Reed-Solomon error correction codes are powerful codes which allow efficient correction of multiple burst errors. The (n, k) Reed-Solomon code takes strings of n symbols, each containing k information symbols and n – k check symbols and can correct any occurrence of at most ½(n – k) incorrectly received symbols ([4]). The Reed-Solomon code is usually implemented via computation in a finite field of characteristic 2. However, this requires special circuits for encoding and decoding which have only recently become economic.
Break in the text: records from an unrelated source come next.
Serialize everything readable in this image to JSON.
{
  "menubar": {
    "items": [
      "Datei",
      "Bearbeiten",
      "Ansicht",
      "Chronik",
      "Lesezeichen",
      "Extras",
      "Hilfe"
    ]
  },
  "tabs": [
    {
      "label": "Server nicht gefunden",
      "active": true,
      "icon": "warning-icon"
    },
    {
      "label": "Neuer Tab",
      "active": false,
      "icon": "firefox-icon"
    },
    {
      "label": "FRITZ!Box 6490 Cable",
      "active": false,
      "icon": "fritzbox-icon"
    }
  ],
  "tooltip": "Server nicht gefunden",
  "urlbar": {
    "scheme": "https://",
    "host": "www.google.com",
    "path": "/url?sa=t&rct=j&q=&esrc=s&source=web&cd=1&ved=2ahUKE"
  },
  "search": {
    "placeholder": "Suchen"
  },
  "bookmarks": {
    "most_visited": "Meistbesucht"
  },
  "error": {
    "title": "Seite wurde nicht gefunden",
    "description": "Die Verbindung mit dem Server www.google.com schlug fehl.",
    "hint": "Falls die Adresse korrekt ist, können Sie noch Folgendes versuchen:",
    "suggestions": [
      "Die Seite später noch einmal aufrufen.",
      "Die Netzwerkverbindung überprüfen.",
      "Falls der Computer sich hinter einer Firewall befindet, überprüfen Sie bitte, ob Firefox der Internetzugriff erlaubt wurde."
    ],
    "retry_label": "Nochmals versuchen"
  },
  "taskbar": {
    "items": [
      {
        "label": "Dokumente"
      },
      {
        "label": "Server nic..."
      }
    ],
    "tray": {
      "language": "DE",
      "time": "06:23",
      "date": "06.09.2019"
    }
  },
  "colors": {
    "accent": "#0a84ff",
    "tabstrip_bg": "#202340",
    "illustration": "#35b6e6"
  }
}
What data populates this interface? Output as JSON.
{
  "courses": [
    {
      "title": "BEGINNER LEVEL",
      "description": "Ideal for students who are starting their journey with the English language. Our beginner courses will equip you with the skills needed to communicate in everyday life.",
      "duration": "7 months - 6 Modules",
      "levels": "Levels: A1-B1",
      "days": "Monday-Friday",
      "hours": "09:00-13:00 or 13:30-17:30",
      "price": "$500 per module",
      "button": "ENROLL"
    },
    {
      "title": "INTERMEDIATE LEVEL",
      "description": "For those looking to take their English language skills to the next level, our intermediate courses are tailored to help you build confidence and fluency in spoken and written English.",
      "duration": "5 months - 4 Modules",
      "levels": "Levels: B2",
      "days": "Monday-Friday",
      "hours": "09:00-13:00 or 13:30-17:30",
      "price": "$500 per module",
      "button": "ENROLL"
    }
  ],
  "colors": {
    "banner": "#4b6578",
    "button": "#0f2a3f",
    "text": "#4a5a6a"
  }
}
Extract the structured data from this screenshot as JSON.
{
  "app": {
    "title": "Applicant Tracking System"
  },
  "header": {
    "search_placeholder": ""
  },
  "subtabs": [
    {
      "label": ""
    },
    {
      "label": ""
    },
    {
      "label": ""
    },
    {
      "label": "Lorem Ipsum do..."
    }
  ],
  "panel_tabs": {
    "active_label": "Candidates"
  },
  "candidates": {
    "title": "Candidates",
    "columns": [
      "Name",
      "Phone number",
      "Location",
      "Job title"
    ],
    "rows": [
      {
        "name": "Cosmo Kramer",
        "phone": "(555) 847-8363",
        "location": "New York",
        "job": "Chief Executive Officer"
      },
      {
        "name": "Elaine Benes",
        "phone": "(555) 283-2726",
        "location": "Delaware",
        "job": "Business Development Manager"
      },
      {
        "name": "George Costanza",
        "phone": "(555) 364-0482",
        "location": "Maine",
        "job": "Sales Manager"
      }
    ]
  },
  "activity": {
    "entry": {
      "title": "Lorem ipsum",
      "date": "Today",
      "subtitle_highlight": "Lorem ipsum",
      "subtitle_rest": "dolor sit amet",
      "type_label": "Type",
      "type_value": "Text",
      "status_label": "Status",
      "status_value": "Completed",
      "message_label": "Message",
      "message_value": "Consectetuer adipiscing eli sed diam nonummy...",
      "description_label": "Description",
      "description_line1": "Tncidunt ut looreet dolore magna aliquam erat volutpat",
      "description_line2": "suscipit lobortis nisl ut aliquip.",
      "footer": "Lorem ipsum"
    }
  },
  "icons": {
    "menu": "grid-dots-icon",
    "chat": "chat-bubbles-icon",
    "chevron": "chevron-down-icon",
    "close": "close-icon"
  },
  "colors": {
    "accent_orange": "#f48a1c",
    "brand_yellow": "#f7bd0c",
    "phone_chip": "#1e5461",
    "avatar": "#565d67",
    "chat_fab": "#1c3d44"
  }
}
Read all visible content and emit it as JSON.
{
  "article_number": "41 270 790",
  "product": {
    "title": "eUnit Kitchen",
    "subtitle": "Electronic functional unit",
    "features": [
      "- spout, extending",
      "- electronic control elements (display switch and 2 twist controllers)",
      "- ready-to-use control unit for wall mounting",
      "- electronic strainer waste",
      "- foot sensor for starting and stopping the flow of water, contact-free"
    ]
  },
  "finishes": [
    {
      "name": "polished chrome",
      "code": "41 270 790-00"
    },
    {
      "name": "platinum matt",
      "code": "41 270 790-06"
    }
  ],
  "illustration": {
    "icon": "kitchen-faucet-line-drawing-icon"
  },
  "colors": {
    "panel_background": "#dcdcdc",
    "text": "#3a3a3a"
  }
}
There is an alternative ‘spectral’ interpretation which uses ordinary complex arithmetic. This has the advantage that conventional floating point devices can be used for encoding and decoding. Its compensating disadvantage is that the arithmetic is no longer exact. For the purposes of this example, let us assume that we would like to code k = ½n message symbols and that we wish to correct up to ¼n incorrectly received symbols. First, pad the ½n length message sequence with a ‘prefix’ of ½n zero symbols. We view the resulting sequence as a sequence of spectral magnitudes. Thus it has a characteristic ‘high-pass’ spectrum, that is all low frequency spectral magnitudes are zero. Next, take the inverse fourier transform of the high-pass spectrum and transmit the resulting time domain sequence. The characteristic high-pass spectrum, that is zero symbols in the first ½n spectral bands, is spread over the entire n time domain components.